Cette techno-dépendance entraîne donc une utilisation chronique des outils numériques, qui sont désormais omniprésents dans la vie quotidienne. Cette frénésie de consommation numérique évolue de façon exponentielle. Elle s’accompagne invariablement d’une hausse des dysfonctionnements qui deviennent de plus en plus insupportables pour les Français et l’intensité de leur impact est non négligeable :

 

- la première source d’irritation mentionnée par les Français concerne la perte d’un réseau, qu’il s’agisse du téléphone ou d’Internet : cette situation a déjà été vécue par près de 90% des personnes interrogées

 

- les sites web peu ergonomiques ou peu adaptés sont mis en cause par 88%

 

- les sollicitations des applications, qui cherchent à empiéter sur la vie privée, exaspèrent 84% des interviewés

 

- loin de simplifier la vie, 83% des logiciels grand public et 70% des logiciels professionnels ont déstabilisé leurs utilisateurs

 

- la perte de ses données, au travail ou de documents personnels, a déjà touché 81% des personnes interrogées

 

- 81% des Français ont déjà dû gérer des dysfonctionnements lors de l’utilisation de bornes tactiles, destinées à fournir des services comme la vente de tickets

 

- 78% des personnes interrogées ont déjà connu des difficultés lors de l’installation d’un équipement périphérique (imprimante, scanner, photocopieur…)

 

- 77% des interviewés ont rencontré des problèmes pour effectuer des démarches administratives en ligne.

 

 

Le sentiment général est que les nouvelles technologies accentuent le rythme et la pression de la vie quotidienne. Leur efficacité est ainsi remise en cause.
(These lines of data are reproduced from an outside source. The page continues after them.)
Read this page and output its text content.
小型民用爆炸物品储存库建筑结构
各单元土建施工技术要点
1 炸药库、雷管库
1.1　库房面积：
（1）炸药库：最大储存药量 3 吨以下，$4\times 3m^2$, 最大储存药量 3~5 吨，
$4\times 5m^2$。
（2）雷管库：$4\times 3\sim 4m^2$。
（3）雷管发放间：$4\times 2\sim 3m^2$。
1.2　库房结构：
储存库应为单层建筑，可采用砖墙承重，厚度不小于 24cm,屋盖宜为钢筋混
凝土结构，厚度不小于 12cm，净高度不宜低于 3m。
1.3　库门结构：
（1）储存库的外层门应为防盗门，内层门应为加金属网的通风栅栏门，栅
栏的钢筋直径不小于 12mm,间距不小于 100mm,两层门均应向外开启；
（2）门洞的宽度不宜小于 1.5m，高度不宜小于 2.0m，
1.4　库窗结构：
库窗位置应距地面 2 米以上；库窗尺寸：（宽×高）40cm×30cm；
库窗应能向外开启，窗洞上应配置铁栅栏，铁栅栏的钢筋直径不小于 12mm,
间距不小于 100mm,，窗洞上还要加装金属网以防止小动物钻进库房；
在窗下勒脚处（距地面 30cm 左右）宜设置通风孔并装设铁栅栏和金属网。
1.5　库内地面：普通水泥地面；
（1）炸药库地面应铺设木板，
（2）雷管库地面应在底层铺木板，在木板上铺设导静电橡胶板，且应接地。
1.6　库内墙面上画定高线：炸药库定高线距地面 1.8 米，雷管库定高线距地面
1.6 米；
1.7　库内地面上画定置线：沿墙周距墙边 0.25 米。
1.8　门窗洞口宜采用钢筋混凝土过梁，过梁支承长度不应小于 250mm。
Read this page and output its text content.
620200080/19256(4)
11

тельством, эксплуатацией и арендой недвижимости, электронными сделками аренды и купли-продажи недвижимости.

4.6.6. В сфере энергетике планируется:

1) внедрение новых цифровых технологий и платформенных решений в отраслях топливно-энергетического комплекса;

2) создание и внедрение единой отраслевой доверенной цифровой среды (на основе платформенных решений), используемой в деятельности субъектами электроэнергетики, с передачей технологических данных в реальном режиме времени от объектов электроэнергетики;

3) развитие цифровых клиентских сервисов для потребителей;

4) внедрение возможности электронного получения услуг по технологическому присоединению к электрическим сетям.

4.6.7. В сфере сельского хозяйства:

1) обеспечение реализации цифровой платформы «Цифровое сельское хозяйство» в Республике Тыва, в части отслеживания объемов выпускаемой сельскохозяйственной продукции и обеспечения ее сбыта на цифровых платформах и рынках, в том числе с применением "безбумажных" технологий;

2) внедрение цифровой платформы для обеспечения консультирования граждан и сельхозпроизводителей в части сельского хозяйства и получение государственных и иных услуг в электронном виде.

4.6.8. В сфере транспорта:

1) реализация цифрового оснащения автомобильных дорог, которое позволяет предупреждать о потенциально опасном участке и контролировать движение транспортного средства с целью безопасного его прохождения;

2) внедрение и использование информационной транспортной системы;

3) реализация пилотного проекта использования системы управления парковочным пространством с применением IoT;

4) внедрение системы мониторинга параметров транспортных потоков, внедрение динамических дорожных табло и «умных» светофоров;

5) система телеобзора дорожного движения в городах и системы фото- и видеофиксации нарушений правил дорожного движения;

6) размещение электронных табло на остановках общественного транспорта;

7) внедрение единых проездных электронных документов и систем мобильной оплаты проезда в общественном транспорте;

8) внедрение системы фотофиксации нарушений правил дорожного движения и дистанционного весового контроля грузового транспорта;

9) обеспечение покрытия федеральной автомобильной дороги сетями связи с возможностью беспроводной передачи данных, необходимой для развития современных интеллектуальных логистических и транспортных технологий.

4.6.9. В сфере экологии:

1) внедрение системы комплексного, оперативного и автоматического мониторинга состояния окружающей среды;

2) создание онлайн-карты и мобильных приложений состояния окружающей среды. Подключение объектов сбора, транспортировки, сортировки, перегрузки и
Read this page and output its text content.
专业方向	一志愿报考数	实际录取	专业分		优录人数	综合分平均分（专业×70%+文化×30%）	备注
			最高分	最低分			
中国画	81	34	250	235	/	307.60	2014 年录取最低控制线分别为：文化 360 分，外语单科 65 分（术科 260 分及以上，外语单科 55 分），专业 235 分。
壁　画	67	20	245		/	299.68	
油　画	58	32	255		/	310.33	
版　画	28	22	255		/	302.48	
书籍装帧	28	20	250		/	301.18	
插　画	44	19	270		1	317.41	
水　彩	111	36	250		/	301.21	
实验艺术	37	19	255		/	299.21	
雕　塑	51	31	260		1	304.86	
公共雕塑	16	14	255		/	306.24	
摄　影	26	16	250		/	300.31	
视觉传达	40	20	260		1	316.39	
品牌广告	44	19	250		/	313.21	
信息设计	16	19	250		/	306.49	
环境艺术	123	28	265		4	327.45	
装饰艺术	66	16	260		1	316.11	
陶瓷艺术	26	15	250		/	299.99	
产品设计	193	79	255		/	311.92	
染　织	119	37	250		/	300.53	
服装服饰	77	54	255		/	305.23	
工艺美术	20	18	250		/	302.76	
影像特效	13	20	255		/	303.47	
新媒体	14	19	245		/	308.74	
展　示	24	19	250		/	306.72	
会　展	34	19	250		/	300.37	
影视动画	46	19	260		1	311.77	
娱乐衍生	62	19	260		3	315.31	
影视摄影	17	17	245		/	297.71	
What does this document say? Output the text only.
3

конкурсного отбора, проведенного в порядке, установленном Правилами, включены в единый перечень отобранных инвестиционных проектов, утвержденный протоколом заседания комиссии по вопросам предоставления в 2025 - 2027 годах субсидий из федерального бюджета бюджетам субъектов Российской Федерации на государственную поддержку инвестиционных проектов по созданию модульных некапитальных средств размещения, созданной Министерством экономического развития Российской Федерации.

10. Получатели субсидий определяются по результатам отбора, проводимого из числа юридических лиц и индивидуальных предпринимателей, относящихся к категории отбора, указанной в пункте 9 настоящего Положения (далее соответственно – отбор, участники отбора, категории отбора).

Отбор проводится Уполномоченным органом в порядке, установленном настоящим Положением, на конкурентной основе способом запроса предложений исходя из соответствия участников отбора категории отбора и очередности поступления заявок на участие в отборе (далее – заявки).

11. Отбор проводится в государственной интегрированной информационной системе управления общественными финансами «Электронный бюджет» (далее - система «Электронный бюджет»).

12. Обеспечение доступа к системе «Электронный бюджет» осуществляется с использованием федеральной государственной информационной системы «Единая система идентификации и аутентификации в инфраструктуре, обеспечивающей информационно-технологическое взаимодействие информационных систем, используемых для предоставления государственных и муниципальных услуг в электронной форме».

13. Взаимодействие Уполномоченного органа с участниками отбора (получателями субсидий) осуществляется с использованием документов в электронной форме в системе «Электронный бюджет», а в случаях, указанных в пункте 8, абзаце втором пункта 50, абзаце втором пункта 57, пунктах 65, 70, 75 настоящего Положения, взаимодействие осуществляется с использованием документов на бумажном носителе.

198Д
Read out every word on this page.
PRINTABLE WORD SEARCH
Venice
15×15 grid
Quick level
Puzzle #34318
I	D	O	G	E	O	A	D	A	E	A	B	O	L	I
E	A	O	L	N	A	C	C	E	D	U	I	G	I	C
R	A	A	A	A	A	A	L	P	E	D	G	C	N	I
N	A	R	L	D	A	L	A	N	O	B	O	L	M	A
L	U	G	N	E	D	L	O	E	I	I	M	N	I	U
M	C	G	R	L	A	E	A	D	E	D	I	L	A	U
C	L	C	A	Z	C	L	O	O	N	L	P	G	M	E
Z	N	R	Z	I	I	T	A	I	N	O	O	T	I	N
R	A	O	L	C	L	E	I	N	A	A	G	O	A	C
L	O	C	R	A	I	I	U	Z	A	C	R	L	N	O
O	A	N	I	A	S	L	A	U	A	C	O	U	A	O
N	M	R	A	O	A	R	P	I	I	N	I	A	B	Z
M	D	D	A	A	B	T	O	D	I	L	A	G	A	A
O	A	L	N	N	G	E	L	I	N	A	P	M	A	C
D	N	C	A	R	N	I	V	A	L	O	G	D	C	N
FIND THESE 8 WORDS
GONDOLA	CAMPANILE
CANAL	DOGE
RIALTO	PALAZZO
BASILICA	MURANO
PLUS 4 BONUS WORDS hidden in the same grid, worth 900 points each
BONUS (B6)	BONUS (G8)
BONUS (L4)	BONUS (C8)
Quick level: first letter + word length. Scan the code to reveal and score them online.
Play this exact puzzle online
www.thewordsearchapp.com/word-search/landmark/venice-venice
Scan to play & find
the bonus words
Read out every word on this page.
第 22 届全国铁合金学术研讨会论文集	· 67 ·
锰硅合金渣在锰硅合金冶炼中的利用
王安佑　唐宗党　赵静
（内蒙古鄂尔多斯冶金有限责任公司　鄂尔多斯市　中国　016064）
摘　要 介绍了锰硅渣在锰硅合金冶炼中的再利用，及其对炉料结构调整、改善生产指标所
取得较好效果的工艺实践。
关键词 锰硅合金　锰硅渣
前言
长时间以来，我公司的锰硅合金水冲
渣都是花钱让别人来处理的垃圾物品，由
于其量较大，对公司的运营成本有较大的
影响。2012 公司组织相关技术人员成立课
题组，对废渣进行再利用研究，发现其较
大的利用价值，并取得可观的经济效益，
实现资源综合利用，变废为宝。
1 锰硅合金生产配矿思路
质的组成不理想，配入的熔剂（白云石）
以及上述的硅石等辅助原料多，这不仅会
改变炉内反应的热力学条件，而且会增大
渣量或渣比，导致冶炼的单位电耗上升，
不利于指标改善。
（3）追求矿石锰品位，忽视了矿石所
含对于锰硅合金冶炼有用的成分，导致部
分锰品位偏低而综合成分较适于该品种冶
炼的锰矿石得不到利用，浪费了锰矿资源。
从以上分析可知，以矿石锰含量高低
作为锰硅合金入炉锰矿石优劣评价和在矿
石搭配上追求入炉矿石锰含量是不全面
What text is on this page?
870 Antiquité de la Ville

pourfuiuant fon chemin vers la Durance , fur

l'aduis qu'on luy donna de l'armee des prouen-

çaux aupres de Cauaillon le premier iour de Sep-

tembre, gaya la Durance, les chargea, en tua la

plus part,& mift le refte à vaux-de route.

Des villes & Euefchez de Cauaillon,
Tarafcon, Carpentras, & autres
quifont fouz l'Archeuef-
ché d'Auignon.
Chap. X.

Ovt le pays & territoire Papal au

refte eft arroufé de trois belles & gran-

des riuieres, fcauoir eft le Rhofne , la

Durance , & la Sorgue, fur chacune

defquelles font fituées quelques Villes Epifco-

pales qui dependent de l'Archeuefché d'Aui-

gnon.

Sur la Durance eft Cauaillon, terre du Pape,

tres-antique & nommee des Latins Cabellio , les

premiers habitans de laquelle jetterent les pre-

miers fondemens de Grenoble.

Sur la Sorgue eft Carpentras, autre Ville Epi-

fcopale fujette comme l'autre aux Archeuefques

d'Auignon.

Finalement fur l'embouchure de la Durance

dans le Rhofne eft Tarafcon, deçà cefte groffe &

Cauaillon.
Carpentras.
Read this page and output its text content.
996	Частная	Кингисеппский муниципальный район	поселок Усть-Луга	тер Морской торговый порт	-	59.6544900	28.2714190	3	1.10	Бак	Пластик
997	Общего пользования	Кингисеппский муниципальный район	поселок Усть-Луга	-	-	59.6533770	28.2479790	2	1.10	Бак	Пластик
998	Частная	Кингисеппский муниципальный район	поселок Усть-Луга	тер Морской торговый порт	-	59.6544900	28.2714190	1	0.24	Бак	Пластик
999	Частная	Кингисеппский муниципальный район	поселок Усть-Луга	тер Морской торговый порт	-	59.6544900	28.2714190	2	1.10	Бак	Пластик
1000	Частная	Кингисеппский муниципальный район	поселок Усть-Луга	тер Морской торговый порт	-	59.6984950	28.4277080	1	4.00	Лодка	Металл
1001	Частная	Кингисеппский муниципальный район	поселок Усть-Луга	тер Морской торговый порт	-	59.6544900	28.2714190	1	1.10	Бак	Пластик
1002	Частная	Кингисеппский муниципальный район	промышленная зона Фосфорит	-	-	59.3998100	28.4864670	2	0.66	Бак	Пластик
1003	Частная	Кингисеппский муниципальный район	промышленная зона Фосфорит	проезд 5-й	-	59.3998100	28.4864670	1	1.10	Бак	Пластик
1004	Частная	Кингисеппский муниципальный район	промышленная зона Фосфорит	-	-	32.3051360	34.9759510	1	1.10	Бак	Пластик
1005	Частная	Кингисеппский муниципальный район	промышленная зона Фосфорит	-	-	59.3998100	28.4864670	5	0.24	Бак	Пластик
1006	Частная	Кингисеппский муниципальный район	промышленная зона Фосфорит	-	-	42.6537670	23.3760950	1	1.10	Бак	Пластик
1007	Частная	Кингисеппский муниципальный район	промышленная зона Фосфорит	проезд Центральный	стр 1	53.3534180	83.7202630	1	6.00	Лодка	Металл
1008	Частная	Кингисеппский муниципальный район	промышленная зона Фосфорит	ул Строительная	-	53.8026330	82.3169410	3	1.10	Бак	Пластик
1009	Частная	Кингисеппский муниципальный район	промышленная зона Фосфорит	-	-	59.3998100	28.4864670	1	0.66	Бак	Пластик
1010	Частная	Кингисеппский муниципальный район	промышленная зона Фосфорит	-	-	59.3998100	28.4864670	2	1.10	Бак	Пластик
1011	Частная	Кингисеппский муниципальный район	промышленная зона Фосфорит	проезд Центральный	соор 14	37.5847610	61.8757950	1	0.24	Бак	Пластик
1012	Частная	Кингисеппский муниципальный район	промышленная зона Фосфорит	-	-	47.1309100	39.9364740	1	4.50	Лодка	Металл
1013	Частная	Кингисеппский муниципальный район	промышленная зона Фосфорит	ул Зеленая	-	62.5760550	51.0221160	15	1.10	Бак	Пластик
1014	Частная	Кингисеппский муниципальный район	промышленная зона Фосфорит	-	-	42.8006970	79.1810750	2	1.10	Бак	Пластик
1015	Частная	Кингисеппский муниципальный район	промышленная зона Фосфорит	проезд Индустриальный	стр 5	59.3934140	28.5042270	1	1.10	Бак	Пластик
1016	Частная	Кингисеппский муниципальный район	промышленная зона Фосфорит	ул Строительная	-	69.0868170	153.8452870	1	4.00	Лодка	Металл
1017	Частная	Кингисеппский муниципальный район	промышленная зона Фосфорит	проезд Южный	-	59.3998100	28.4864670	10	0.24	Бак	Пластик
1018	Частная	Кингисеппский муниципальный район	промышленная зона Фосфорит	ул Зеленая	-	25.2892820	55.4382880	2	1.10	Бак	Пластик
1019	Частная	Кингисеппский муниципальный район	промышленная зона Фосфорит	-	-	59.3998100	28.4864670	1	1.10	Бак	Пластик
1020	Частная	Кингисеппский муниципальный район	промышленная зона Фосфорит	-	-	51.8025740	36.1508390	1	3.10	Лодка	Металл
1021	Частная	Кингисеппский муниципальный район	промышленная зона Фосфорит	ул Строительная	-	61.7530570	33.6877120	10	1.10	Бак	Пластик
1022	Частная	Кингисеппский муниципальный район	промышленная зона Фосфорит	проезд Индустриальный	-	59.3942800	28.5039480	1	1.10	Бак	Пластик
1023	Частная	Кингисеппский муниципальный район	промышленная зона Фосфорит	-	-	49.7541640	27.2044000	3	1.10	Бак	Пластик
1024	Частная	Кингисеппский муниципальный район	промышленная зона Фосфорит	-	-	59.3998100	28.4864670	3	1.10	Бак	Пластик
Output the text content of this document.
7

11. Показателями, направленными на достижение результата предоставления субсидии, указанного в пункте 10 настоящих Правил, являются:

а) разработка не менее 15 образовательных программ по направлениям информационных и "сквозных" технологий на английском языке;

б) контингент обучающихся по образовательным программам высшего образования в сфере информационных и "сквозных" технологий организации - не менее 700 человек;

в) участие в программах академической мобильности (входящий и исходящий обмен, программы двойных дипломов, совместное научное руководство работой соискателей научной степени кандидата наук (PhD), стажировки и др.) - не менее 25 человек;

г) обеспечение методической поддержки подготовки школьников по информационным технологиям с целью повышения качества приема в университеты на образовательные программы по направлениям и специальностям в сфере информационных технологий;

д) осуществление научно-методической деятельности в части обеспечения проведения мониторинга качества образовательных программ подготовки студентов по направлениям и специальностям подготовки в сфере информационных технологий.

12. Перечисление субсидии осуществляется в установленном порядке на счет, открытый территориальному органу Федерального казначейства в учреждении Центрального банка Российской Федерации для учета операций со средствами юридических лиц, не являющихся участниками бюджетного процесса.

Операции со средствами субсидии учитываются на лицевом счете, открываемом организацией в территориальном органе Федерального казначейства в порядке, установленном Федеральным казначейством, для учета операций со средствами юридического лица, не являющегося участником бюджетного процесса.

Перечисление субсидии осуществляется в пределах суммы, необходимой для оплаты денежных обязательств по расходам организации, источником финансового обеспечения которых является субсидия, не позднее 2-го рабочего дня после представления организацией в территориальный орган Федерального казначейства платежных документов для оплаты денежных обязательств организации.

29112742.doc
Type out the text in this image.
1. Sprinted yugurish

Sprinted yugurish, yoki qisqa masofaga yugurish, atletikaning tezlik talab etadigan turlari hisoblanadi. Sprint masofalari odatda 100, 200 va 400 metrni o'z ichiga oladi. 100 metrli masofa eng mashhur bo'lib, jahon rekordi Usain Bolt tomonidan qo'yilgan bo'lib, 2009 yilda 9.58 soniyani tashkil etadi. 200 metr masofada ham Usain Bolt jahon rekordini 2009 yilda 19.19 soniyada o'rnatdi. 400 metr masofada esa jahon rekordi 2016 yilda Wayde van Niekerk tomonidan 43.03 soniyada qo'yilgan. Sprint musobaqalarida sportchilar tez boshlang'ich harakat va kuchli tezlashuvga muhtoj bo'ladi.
De même, les personnes interrogées font part de leur perte de repères face à la rapide mutation de ces technologies. La conclusion est sans appel : 58% des Français déclarent que les nouvelles technologies ne contribuent pas au bonheur, mais a au contraire rendu certaines tâches plus stressantes.

 

 

La dualité française face aux nouvelles technologies

 

Malgré ses aléas, la perception négative qu’ont les Français du numérique et les animosités dont il fait l’objet, force est de constater que dans l’Hexagone, on ne cède pas à la folie passagère appelée « Computer Rage » Outre-Atlantique. En effet, seul 2% des sondés avouent avoir des excès de rage et des réactions viscérales (énervement/ panique/ violence) face aux difficultés rencontrées. Pour 62%, la contribution des technologies à la vie quotidienne est cependant perçue comme positive dans certains cas. 76% des Français estiment qu’elles s’avèrent également efficace pour simplifier certaines tâches courantes, comme pouvoir accéder à des services publics en ligne.

 

Cette approche de la technologie démontre que les Français sont en train de rechercher un nouvel équilibre dans un univers régi par le numérique. Entre addiction et autorégulation, l’évolution se fera sans aucun doute par palier et la consommation du numérique telle que c’est le cas aujourd’hui sera non seulement digérée mais également intégrée dans notre ADN. En revanche, demeure un problème majeur : les dysfonctionnements engendrés par les nouvelles technologies qui risquent de faire de cette (r)évolution culturelle un cercle vicieux alors qu’il pourrait être vertueux.